Starr might have enjoyed a quiet drift toward retirement at a school where his political and ideological leanings were no problem. But he became embroiled in a toxic scandal involving various hushed-up crimes of sexual assault by Baylor football players, which, as NPR later reported, led to a steep descent into disgrace for Starr and other university leaders:
According to a summary of the findings of the law firm Pepper Hamilton released by the university in 2016, the investigators discovered a “fundamental failure” by Baylor to implement Title IX, the federal law that polices sexual violence on campus, as well as the Violence Against Women Reauthorization Act …
Soon after the report was released, the school’s athletics director resigned after being sanctioned and put on probation, and the head football coach was fired along with other members of the athletics program.
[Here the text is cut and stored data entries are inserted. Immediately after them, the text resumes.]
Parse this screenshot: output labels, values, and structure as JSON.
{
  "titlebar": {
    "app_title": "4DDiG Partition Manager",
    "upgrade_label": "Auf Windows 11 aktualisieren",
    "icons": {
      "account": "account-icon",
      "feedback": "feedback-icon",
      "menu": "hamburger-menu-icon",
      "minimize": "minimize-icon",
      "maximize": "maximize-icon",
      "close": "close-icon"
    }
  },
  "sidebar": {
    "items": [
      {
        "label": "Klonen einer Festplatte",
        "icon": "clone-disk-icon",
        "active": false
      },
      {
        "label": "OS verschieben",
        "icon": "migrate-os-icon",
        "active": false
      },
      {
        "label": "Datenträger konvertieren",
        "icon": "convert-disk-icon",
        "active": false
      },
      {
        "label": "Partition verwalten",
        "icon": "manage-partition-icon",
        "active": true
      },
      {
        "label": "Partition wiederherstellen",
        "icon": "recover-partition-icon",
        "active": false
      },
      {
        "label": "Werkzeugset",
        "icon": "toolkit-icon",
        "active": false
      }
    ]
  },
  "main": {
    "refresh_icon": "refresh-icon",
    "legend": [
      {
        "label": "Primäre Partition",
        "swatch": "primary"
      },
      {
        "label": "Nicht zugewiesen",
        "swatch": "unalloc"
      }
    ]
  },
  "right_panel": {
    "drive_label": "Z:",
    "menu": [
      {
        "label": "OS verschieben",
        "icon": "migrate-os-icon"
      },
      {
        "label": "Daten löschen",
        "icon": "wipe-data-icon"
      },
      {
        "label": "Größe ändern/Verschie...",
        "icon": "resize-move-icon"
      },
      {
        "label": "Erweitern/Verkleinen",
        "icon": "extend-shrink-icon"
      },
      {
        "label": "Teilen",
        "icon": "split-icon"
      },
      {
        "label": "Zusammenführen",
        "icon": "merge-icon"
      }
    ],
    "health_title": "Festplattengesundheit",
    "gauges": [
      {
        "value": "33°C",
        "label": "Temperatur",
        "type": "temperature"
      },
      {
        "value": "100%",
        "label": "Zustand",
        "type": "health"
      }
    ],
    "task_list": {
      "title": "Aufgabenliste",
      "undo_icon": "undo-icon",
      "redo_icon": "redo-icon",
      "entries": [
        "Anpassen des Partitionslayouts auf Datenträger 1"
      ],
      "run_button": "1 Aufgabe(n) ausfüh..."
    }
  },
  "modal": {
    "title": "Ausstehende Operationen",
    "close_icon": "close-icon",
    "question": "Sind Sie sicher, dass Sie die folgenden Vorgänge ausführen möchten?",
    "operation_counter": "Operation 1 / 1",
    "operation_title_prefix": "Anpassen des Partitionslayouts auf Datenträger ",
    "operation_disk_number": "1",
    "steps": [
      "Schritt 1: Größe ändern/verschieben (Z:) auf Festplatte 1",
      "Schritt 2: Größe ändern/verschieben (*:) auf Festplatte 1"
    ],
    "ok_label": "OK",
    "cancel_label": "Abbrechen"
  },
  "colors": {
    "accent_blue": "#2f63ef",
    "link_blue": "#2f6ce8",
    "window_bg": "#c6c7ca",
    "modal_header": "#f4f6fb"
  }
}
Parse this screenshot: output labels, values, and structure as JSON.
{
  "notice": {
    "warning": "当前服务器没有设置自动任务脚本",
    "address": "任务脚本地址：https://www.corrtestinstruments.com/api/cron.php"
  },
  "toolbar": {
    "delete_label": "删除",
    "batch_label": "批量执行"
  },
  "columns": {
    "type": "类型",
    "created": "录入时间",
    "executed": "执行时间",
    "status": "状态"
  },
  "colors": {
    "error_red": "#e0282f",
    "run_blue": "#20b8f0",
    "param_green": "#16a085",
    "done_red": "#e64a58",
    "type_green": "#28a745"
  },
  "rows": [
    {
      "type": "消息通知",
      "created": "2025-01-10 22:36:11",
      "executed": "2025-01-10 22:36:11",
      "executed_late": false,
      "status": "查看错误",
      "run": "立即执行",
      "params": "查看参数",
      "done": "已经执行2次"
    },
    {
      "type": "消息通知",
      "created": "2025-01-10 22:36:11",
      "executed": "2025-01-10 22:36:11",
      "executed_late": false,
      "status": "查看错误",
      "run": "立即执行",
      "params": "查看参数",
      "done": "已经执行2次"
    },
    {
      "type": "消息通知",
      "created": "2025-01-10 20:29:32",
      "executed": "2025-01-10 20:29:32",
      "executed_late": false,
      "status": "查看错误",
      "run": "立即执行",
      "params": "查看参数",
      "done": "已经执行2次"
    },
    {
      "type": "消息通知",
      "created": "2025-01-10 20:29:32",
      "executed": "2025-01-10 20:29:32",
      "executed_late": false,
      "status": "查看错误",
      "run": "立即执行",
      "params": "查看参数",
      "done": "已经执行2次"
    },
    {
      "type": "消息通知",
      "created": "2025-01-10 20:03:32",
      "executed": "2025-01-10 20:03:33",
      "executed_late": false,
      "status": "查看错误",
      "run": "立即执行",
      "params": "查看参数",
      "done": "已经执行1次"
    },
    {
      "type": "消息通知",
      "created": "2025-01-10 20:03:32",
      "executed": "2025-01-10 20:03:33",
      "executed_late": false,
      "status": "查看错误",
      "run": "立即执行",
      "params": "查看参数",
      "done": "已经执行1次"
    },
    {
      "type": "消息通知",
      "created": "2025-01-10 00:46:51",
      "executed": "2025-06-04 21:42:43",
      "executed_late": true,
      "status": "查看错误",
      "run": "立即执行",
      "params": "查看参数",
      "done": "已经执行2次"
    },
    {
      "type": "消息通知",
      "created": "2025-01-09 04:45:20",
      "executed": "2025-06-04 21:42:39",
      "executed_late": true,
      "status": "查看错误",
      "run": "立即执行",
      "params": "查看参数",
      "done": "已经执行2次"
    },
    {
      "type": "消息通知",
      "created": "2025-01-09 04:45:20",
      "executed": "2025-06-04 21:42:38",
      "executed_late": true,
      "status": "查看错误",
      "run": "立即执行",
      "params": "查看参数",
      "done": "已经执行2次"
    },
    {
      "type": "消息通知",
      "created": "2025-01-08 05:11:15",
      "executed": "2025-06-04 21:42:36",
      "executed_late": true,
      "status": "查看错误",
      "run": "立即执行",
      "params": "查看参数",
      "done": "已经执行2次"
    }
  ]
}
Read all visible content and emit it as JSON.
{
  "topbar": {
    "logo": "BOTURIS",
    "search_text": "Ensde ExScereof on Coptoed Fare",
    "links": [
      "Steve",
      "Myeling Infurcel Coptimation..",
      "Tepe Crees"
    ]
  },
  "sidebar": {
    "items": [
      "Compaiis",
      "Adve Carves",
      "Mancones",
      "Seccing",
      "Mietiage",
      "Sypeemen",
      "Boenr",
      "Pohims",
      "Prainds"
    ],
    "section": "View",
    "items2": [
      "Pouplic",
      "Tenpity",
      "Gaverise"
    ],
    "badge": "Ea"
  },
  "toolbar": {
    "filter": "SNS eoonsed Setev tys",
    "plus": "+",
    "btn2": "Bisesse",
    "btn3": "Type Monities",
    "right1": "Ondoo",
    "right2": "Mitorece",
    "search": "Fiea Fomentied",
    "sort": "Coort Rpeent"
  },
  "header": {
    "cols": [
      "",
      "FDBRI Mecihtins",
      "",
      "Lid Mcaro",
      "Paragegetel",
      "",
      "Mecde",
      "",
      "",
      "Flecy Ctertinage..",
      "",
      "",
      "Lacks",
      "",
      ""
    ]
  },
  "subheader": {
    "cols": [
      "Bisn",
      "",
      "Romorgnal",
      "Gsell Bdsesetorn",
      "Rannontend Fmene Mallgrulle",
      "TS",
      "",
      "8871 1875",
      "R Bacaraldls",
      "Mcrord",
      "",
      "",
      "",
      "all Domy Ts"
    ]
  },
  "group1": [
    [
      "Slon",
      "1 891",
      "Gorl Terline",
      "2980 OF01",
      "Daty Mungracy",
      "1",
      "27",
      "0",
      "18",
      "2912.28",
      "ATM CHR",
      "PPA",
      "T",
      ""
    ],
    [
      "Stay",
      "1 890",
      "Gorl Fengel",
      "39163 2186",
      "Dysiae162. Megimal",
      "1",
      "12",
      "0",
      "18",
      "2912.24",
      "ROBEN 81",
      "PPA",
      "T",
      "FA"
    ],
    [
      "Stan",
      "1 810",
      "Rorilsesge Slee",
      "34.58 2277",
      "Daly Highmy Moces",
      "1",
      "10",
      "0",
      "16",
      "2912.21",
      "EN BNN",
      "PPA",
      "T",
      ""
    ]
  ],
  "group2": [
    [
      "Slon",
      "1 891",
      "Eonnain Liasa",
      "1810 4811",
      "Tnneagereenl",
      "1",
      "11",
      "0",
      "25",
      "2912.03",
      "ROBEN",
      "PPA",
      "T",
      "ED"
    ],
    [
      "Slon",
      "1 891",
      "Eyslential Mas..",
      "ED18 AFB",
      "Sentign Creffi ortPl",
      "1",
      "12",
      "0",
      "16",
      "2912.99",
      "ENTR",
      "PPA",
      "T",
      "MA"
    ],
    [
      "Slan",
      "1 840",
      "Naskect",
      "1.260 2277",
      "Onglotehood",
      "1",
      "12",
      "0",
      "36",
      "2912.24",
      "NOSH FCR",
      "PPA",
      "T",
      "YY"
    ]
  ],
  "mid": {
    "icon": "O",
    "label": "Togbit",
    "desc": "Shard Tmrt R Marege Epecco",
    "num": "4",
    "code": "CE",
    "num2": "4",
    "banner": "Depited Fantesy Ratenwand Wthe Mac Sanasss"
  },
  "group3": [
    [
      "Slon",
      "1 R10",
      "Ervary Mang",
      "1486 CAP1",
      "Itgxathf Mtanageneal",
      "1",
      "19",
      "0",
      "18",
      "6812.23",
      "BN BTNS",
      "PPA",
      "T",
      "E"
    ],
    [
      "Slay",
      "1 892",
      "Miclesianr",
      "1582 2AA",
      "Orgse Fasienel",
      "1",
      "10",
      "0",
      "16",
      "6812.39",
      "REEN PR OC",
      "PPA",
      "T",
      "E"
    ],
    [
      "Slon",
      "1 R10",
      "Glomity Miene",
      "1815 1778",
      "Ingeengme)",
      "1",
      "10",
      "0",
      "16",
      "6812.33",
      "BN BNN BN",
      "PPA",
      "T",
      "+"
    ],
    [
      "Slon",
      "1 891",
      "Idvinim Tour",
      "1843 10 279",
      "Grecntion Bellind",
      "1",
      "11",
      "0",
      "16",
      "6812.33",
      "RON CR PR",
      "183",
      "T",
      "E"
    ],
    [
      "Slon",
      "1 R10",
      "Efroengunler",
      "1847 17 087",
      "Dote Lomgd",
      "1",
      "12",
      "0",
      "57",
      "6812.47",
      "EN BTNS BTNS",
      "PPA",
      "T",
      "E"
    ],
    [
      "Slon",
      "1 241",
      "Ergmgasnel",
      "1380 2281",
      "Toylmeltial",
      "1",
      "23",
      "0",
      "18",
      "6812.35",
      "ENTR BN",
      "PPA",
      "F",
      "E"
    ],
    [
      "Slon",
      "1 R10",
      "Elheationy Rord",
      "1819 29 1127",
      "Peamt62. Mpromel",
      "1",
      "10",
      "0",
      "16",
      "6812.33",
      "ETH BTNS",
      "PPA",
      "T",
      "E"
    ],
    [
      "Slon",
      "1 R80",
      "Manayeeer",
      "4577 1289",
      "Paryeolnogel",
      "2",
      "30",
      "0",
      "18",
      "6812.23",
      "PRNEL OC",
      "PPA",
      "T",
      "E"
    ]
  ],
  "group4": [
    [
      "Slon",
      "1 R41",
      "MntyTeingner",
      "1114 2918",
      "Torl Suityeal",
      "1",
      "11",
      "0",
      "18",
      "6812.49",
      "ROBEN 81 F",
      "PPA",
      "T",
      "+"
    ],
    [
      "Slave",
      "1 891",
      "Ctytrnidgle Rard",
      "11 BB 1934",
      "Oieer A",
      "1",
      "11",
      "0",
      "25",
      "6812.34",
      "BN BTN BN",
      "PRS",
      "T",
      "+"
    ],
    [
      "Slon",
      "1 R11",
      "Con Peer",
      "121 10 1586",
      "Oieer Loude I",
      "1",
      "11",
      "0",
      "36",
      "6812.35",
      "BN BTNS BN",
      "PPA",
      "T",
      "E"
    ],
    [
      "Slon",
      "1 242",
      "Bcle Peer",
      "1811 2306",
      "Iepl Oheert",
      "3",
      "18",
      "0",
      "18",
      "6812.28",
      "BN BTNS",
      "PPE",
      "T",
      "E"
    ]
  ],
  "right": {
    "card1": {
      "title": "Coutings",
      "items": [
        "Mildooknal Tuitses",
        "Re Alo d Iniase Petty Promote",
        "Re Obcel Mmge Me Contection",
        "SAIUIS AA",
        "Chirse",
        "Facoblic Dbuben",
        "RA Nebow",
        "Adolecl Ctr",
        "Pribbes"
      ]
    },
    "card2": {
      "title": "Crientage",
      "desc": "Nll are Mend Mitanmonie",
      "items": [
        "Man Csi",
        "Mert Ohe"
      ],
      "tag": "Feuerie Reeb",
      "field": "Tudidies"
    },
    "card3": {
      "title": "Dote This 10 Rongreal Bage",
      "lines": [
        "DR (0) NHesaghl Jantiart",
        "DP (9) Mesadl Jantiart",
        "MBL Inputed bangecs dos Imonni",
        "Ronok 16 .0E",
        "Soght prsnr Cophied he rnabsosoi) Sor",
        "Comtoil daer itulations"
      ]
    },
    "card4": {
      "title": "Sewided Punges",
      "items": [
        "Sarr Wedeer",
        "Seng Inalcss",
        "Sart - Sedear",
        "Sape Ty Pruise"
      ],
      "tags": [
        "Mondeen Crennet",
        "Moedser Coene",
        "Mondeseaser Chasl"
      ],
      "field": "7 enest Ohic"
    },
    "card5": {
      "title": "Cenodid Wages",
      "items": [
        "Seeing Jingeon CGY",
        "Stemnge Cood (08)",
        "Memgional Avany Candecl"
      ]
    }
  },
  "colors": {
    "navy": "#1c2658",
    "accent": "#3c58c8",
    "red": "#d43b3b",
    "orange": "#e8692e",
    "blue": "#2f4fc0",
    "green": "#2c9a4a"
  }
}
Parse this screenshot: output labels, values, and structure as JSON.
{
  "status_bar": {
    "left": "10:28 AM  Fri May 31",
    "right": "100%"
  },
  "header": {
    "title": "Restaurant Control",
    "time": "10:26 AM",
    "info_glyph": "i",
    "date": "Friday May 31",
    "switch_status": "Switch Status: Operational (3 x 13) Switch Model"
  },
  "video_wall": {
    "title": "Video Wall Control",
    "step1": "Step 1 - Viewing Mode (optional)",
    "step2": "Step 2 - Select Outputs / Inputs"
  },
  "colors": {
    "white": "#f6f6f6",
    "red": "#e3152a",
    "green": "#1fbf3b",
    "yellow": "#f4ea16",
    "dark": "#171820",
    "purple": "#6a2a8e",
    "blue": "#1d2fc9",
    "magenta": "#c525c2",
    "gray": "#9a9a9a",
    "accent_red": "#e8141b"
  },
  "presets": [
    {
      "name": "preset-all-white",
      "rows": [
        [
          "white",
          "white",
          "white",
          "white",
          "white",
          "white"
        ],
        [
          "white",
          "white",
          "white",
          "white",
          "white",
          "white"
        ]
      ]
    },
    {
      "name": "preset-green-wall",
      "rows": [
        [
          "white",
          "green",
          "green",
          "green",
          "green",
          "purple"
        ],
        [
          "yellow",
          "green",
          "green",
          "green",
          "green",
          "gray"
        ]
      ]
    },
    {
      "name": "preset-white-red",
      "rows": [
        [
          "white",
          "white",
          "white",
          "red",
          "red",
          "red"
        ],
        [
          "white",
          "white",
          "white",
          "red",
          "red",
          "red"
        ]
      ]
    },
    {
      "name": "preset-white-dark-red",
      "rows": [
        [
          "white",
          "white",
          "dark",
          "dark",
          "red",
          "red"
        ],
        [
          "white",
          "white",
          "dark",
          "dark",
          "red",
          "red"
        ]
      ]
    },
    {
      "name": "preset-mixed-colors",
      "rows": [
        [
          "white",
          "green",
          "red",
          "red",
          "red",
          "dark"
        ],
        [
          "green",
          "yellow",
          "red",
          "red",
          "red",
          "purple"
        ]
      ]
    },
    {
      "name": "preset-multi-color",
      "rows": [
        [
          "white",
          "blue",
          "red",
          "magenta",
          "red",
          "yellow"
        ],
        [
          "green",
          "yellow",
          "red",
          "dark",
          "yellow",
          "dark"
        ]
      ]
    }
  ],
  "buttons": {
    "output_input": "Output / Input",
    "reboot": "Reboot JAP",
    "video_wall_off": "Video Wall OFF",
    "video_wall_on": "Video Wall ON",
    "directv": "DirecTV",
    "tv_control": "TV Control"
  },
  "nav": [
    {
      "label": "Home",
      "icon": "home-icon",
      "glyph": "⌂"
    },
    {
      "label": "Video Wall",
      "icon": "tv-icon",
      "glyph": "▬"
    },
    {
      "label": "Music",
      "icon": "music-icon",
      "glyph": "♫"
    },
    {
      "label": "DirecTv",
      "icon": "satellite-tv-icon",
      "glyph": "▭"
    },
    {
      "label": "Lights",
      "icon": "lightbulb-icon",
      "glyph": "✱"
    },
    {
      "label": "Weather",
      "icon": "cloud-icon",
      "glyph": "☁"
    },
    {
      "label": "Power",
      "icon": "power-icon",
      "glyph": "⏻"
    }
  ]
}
Starr was stripped of the presidency and subsequently resigned from his faculty position.
From sex scandal to sex scandal, the former distinguished jurist and law professor followed a long arc downward, culminating in some appearances on Fox News and a remarkable appearance on the first impeachment defense team of that paragon of presidential character, Donald Trump.
There is plenty to admire and deplore about this very prominent man’s career. Given his undoubted religious faith, one can only hope Starr met his maker with a full accounting of a long and consequential public life.